A landmark global analysis finds that Covid-19 vaccines saved an estimated 2.5 million people worldwide, even with a more conservative approach than previous estimates.
Published in the journal JAMA Health Forum – and reported in SciTechDaily – the study estimates that Covid-19 vaccinations prevented 2.533 million deaths worldwide in the period between 2020 and 2024. That translates to an average of one life saved for every 5,400 vaccine doses administered, with the overwhelming majority of lives saved (82 percent) among individuals who were vaccinated before any infection.
The team, led by researchers from Italy’s Università Cattolica and Stanford University in the US, found that more than half (57 percent) of those prevented deaths occurred during the Omicron phase, and nearly all (90 percent) involved people aged 60 or older. In terms of years of life saved, the vaccines proved even more effective, preserving around 14.8 million years of life – or one year of life per 900 doses administered.
Researchers told SciTechDaily that, compared to previous studies estimating lives saved by the vaccine, theirs is “one of the most comprehensive.”
They drew on worldwide population data, applying a series of statistical methods to determine who among those that became ill with Covid did so before or after being vaccinated, before or after Omicron, and how many died, as well as at what age. They then compared this data with estimates modelled on a world without Covid vaccination.
Elderly people benefitted the most from the vaccine as a group, accounting for 76 percent of saved years of life, while children, adolescents and young adults aged 20–29 saw the least direct benefit from the vaccine.

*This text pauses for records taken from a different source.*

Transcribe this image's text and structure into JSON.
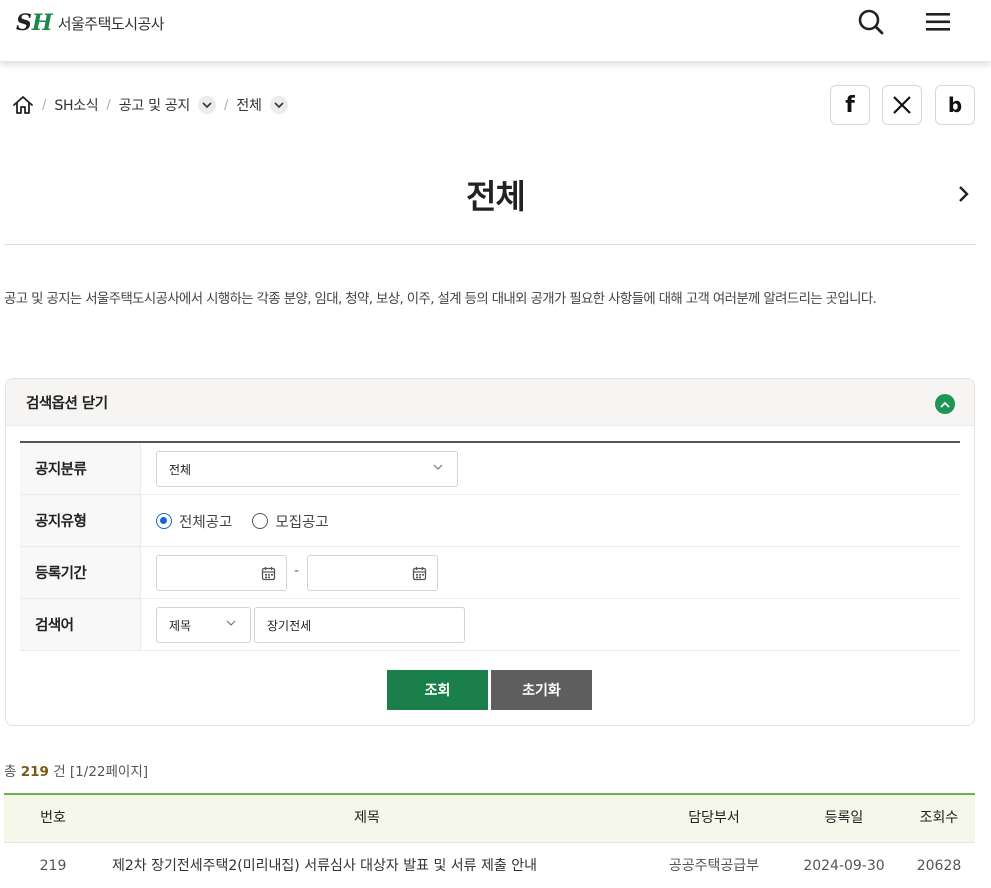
{
  "header": {
    "logo_mark_s": "S",
    "logo_mark_h": "H",
    "logo_text": "서울주택도시공사"
  },
  "breadcrumb": {
    "items": [
      "SH소식",
      "공고 및 공지",
      "전체"
    ]
  },
  "share": {
    "facebook_label": "f",
    "blog_label": "b"
  },
  "page_title": "전체",
  "intro_text": "공고 및 공지는 서울주택도시공사에서 시행하는 각종 분양, 임대, 청약, 보상, 이주, 설계 등의 대내외 공개가 필요한 사항들에 대해 고객 여러분께 알려드리는 곳입니다.",
  "search_panel": {
    "toggle_label": "검색옵션 닫기",
    "rows": {
      "category_label": "공지분류",
      "category_value": "전체",
      "type_label": "공지유형",
      "type_options": [
        "전체공고",
        "모집공고"
      ],
      "type_selected": "전체공고",
      "period_label": "등록기간",
      "period_start": "",
      "period_end": "",
      "period_separator": "-",
      "keyword_label": "검색어",
      "keyword_field": "제목",
      "keyword_value": "장기전세"
    },
    "search_button": "조회",
    "reset_button": "초기화"
  },
  "results": {
    "count_prefix": "총",
    "count": "219",
    "count_suffix": "건 [1/22페이지]",
    "columns": [
      "번호",
      "제목",
      "담당부서",
      "등록일",
      "조회수"
    ],
    "rows": [
      {
        "no": "219",
        "title": "제2차 장기전세주택2(미리내집) 서류심사 대상자 발표 및 서류 제출 안내",
        "dept": "공공주택공급부",
        "date": "2024-09-30",
        "views": "20628"
      }
    ]
  },
  "colors": {
    "brand_green": "#1a7f4b",
    "toggle_green": "#1d9656",
    "reset_gray": "#5e5e5e",
    "table_accent": "#6fb04a",
    "radio_blue": "#1565d8"
  }
}
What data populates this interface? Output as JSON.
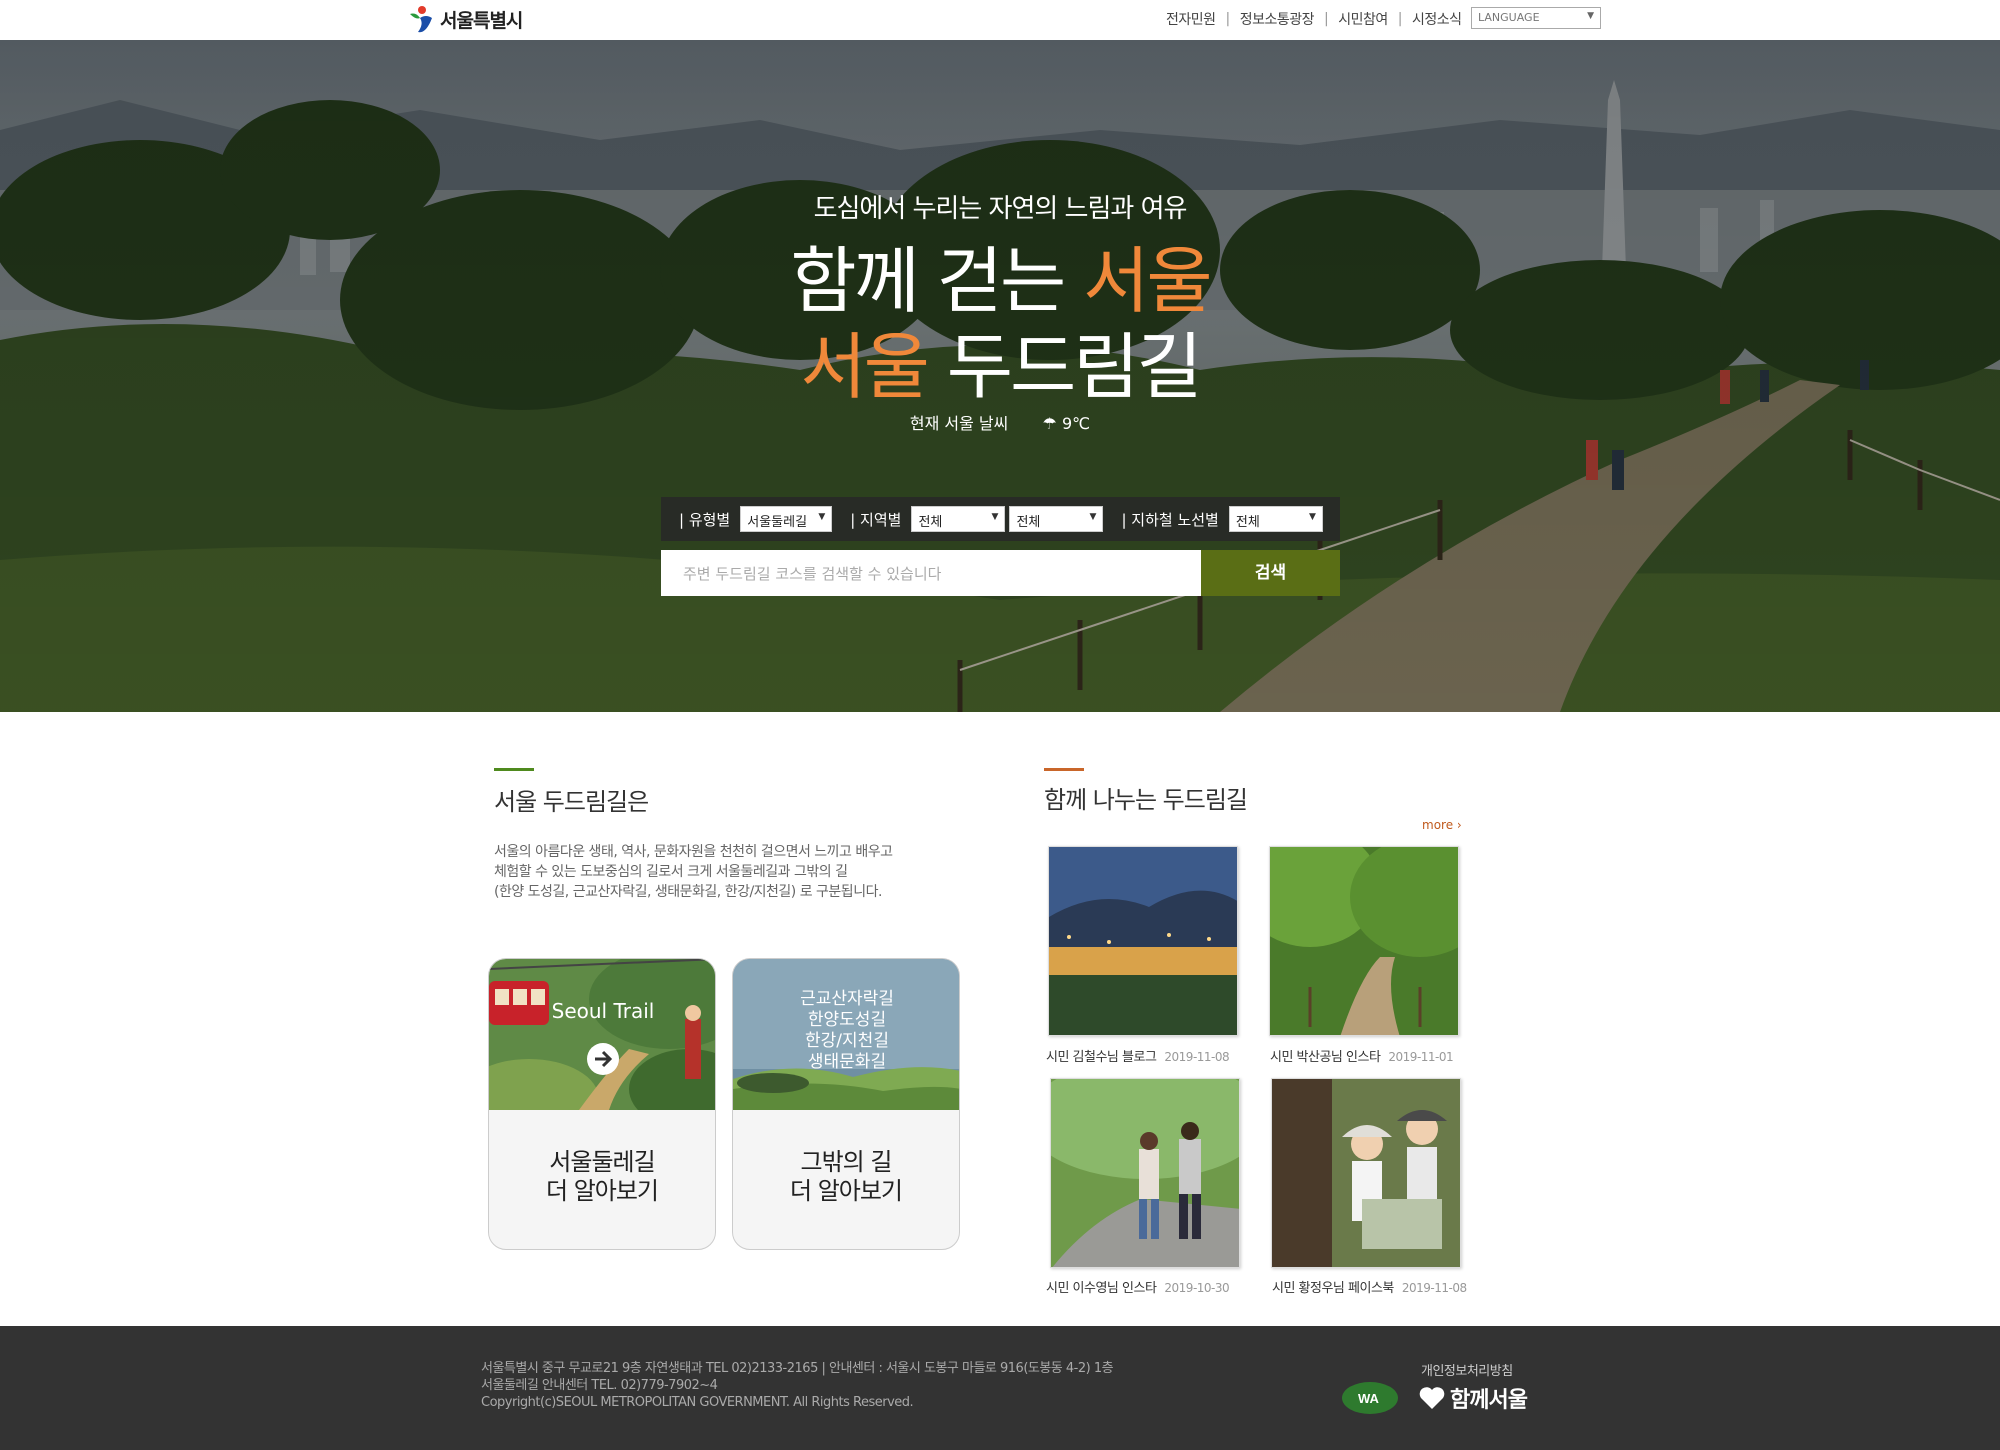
{
  "header": {
    "logo_text": "서울특별시",
    "nav": [
      "전자민원",
      "정보소통광장",
      "시민참여",
      "시정소식"
    ],
    "language_select": "LANGUAGE"
  },
  "hero": {
    "subtitle": "도심에서 누리는 자연의 느림과 여유",
    "title1_white": "함께 걷는 ",
    "title1_orange": "서울",
    "title2_orange": "서울",
    "title2_white": " 두드림길",
    "weather_label": "현재 서울 날씨",
    "weather_value": "9℃"
  },
  "search": {
    "type_label": "| 유형별",
    "type_value": "서울둘레길",
    "region_label": "| 지역별",
    "region_value1": "전체",
    "region_value2": "전체",
    "subway_label": "| 지하철 노선별",
    "subway_value": "전체",
    "placeholder": "주변 두드림길 코스를 검색할 수 있습니다",
    "button": "검색"
  },
  "about": {
    "title": "서울 두드림길은",
    "text_lines": [
      "서울의 아름다운 생태, 역사, 문화자원을 천천히 걸으면서 느끼고 배우고",
      "체험할 수 있는 도보중심의 길로서 크게 서울둘레길과 그밖의 길",
      "(한양 도성길, 근교산자락길, 생태문화길, 한강/지천길) 로 구분됩니다."
    ],
    "card1": {
      "image_label": "Seoul Trail",
      "line1": "서울둘레길",
      "line2": "더 알아보기"
    },
    "card2": {
      "image_lines": [
        "근교산자락길",
        "한양도성길",
        "한강/지천길",
        "생태문화길"
      ],
      "line1": "그밖의 길",
      "line2": "더 알아보기"
    }
  },
  "share": {
    "title": "함께 나누는 두드림길",
    "more": "more",
    "items": [
      {
        "caption": "시민 김철수님 블로그",
        "date": "2019-11-08"
      },
      {
        "caption": "시민 박산공님 인스타",
        "date": "2019-11-01"
      },
      {
        "caption": "시민 이수영님 인스타",
        "date": "2019-10-30"
      },
      {
        "caption": "시민 황정우님 페이스북",
        "date": "2019-11-08"
      }
    ]
  },
  "footer": {
    "address_lines": [
      "서울특별시 중구 무교로21 9층 자연생태과 TEL 02)2133-2165 | 안내센터 : 서울시 도봉구 마들로 916(도봉동 4-2) 1층",
      "서울둘레길 안내센터 TEL. 02)779-7902~4",
      "Copyright(c)SEOUL METROPOLITAN GOVERNMENT. All Rights Reserved."
    ],
    "privacy": "개인정보처리방침",
    "wa_mark": "WA",
    "together_logo": "함께서울"
  },
  "colors": {
    "accent_orange": "#f0883a",
    "search_green": "#5a6e15",
    "section_bar_green": "#4f8a1e",
    "section_bar_orange": "#c9662a",
    "footer_bg": "#333333"
  }
}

Despite being “substantially more conservative than previous calculations,” lead author Professor Stefania Boccia, Professor of General and Applied Hygiene at Università Cattolica, told SciTechDaily that their estimates “clearly demonstrate an important overall benefit from Covid-19 vaccination.”
The impact of vaccination is likely even larger given its effect on post Covid-19 condition (PCC), more commonly known as long covid. An estimated 6 percent of people with Covid-19 develop PCC, according to the World Health Organization (WTO), creating a population of some 400 million people globally who suffer from a list of symptoms that range from mild to severely debilitating. Vaccination, multiple studies have found, reduces both the incidence and severity of long covid.